Wednesday, November 9, 2011

Preparing Students for Life-Long Success is Not Preparing Students for Long Bubble Tests

Unfortunately, in the 21st century education reform has equated to measuring a school’s ability to produce good test takers. But think about it. In real life there are few if any tests to be taken. More than a decade into the 21st century and I have yet to take a test and I don’t envision any being in my future either. How did we get to a point in America where we’re measuring schools by their success in forcing students to waste their time being good at something few will ever need to do in real life?  Could it be that this meaningless time waster is doing exactly what it was designed to do?  
  1. Line the pockets of testing companies and publishers who are good at following the money, but know this does little to prepare students for success.
  2. Produce compliant young consumers who are good at believing, memorizing, and regurgitating what they are told without questioning authority.


For some it is hard to imagine anything different or better.  There are tools however, like Personal Success Plans or Project Foundry that help schools provide a personalized, learner-centered approach that tracks performance-based assessment and values real world skills.  There are also tools like OurLearningfolio that help home learners and their families do this.  What these tools do is help learners identify their passions and interests and help them engage in real-world, authentic activities to develop them while also providing a framework for measuring success. Completion of an activity doesn’t simply result in a letter grade. Instead it becomes part of an authentic online portfolio that can be used to attain academic or career goals.  

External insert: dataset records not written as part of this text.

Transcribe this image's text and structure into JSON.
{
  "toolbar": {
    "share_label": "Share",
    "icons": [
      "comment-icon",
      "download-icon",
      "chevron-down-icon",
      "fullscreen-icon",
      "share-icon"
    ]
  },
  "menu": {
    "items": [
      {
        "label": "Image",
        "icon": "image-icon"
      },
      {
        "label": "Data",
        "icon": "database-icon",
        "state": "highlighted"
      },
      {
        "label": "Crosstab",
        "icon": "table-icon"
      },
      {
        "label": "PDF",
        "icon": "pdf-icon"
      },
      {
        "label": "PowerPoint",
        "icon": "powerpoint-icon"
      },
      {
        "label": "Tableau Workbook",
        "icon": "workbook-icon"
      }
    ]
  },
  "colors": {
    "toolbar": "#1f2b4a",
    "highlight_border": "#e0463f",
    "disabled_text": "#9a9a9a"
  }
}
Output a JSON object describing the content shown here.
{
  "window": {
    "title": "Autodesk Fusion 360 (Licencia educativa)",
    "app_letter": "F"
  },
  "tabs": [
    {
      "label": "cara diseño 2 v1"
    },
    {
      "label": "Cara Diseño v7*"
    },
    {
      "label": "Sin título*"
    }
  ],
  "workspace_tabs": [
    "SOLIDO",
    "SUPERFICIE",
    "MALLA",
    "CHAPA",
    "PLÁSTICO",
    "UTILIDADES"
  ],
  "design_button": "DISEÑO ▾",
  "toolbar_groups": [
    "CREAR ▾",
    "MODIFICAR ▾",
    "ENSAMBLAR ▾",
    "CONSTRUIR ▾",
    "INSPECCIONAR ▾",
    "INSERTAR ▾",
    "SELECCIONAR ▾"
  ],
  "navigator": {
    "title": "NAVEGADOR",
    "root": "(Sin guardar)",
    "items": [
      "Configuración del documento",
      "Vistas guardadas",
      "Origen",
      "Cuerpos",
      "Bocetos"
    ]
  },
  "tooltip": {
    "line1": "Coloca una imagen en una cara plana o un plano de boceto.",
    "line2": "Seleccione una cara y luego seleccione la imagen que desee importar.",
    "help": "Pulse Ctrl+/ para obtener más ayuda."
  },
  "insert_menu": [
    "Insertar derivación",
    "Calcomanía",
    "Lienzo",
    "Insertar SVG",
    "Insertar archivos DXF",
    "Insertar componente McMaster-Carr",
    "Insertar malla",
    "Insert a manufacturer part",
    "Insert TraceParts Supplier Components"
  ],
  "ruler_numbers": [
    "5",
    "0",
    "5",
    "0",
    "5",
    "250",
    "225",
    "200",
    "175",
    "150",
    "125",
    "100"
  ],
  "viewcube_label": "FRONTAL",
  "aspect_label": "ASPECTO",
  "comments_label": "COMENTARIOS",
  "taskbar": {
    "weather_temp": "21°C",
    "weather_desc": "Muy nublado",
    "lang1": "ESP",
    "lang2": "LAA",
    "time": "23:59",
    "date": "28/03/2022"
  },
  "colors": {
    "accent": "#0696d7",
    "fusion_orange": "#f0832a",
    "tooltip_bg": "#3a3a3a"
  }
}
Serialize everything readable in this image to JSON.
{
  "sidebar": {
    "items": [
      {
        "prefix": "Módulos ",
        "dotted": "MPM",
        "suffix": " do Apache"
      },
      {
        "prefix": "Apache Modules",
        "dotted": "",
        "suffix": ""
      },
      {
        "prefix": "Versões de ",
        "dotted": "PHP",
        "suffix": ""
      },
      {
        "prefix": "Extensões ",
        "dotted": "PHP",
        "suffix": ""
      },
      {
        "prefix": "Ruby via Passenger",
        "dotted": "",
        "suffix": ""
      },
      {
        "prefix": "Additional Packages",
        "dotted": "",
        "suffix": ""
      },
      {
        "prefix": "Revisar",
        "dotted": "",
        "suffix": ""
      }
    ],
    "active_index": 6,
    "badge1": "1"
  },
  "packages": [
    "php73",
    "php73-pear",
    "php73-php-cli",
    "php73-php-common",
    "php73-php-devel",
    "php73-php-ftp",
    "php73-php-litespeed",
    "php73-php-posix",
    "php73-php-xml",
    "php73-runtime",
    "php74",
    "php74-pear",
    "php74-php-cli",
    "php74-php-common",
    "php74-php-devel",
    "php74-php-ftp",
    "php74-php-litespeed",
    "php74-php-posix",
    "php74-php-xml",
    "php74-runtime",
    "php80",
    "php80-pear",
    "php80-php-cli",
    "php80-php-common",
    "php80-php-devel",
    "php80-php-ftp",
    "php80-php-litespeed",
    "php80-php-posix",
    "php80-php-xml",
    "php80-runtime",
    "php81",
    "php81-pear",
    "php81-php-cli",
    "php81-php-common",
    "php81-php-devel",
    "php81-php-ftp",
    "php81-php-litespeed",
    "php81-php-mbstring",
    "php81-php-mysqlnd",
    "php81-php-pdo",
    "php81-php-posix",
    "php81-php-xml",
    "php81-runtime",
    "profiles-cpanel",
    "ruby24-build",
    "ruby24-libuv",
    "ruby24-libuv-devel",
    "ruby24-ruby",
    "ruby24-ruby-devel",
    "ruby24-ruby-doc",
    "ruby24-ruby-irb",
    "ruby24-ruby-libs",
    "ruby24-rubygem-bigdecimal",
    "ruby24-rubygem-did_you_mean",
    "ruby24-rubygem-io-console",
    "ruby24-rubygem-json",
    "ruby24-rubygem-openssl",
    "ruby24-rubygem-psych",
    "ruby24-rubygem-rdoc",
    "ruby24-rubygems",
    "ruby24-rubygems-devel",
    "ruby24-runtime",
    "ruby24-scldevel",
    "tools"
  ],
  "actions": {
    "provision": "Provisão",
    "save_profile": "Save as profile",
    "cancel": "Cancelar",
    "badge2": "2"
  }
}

Rather than demanding schools produce good test takers, parents and their children should support schools in moving from being memorization and regurgitation machines and moving toward customizing learning in meaningful ways that produces personalized results that are valuable to individual learners. 


Fortunately, there are schools that are moving in this direction.  Here are some of them:
Here is a video sharing a student perspective of this type of learning.  

Providing students with a say in how and what they are learning should be a right, not a privilege. While the video shows a model that is a vast improvement over traditional school, I’d like to see more authenticity.  Rather than present to a class, present to the real audience. Rather than having the teacher provide assessment, have a real-world expert do so. I’d also suggest the student website be created outside the school learning management system.  This should be owned by the student created on a platform of their choosing that can stay with them for life.  
How are you helping your school move from an environment of preparing students for life long success rather than long bubble tests?  Project Foundry, Personal Success Plans, and authentic portfolios are the type of tools that can help schools move in the right direction.